You may read for yourselves how I have presented these matters, how the metamorphosis of plants and animals, the archetypal plant and animal, took form during his journey in Italy; how upon his return he tackled the problem of the theory of colors, something that is scarcely understood at all at present; how he took hold of still other things. You will then see that his living penetration into a comprehensive view of nature is intimately bound up with his rebirth. To be sure, he did relate to Faust what he had arrived at in the course of his own life, not, however, as a minor, but as a major poet would do this. Faust experiences the Gretchen tragedy. In the midst of it, we are suddenly faced with Faust's view of nature, which admittedly is closely related with Goethe's. It is expressed in the following words of Faust:
Exalted spirit, all you gave me, all
That I have asked.
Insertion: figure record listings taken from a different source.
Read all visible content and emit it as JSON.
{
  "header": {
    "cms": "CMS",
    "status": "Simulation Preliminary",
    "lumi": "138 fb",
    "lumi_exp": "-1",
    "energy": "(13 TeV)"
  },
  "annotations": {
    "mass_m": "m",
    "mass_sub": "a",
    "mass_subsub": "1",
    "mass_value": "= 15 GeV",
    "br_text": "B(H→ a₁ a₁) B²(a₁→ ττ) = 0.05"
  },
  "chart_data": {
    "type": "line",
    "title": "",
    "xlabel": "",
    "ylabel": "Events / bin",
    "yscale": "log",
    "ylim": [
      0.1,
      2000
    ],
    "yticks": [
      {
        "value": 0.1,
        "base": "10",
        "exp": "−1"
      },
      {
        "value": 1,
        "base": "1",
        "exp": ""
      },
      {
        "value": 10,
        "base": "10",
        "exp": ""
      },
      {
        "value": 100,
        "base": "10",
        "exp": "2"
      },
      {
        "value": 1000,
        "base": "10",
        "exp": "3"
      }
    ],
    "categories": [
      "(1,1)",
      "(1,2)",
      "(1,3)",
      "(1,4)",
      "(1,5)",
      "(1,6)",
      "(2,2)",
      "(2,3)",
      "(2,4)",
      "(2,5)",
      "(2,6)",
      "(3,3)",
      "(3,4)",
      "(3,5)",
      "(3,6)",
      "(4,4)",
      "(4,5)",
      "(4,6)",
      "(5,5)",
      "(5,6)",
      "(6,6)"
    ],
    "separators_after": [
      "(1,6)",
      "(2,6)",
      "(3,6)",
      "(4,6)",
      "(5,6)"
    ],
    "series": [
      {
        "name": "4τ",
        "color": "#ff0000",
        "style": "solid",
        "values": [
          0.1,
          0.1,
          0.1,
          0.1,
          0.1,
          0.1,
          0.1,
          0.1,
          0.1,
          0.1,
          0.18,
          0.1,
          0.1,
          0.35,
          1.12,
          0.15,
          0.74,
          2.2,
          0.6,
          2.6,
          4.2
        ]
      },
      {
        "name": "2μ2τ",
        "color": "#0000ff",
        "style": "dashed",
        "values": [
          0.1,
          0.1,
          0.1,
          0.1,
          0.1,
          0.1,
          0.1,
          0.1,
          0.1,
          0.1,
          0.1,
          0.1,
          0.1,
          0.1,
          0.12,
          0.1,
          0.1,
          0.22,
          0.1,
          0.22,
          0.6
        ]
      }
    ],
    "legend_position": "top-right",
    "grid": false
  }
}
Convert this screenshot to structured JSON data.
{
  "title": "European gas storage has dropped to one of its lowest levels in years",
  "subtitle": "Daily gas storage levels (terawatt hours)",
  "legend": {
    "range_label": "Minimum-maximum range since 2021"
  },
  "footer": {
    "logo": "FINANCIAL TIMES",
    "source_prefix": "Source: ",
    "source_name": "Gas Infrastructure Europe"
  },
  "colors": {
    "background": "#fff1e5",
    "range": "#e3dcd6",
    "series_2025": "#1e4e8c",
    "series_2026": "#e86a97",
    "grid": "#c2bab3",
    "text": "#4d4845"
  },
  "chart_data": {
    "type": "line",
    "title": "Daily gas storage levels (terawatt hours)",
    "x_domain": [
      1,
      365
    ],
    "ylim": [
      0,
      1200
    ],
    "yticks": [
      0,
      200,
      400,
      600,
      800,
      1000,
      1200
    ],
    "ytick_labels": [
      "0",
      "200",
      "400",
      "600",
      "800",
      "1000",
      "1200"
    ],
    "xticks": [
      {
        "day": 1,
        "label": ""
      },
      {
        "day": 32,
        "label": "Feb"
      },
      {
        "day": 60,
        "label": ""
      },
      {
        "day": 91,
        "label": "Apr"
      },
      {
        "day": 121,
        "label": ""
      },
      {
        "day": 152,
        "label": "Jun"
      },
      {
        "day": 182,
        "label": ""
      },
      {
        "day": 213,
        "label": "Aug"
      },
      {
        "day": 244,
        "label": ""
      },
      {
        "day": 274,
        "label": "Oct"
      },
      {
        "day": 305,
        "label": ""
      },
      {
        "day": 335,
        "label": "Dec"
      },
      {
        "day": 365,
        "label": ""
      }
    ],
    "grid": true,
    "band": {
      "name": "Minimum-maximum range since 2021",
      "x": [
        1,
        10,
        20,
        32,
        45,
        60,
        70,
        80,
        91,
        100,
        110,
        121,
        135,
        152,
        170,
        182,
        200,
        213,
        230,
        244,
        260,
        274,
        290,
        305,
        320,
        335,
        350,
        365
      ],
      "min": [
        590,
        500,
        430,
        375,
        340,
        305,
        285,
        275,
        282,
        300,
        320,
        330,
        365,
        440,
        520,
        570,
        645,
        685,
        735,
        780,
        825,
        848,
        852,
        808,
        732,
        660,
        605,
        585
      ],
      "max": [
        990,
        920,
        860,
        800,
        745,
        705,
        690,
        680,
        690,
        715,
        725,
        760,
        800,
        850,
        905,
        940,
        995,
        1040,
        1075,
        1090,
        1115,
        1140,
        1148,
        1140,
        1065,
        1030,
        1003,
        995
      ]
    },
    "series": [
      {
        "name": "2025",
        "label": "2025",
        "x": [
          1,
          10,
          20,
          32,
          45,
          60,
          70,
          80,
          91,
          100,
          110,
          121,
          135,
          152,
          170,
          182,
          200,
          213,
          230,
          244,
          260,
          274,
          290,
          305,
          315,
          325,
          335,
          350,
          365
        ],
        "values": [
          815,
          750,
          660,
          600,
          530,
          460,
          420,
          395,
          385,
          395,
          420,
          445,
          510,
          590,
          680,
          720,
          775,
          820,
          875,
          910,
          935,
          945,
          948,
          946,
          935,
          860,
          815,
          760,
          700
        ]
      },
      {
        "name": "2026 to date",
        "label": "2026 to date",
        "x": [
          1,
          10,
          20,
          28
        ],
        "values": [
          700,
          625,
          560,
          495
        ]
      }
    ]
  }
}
And it was not in vain
That amid flames you turned your face toward me.
You gave me royal nature as my own dominion,
Strength to experience her, enjoy her. Not
The cold amazement of a visit only
You granted me, but let me penetrate
Into her heart as into a close friend's.
You lead the hosts of all that is alive
Before my eyes, teach me to know my brothers
In quiet bushes and in air and water.
And when the storm roars in the wood and creaks,
The giant fir tree, falling, hits and smashes
The neighbor branches and the neighbor trunks,
And from its hollow thud the mountain thunders,
Then you lead me to this safe cave and show
Me to myself, and all the most profound
And secret wonders of my breast are opened. 58 Faust, Part I, “Wood and Cave,“ lines 3217–3234. The translation is by Walter Kaufmann.
A great world conception, ascribed by Goethe to Faust! Only during the journey to Italy had Goethe acquired it with such penetration of soul. The scene beginning, “Spirit sublime, thou gavest me, gavest me all,” was also written in Rome, not earlier. These two scenes — the rejuvenation scene in The Witch's Kitchen, and the scene, Forest and Cave, were the portions that were written in Rome.
Here you see a real rhythm in Goethe's life that reveals an inner impulse just as the rhythm of waking and sleeping reveals an inner impulse in the human being. In a life such as Goethe's we can study certain laws in an especially clear light, but we shall also learn that the laws we discover in great personalities may become important for the life of every individual human being. In the last analysis, the laws working in an eminent human being apply to all individuals. Tomorrow we will continue to speak of the relationships of life as they may be grasped from this point of view.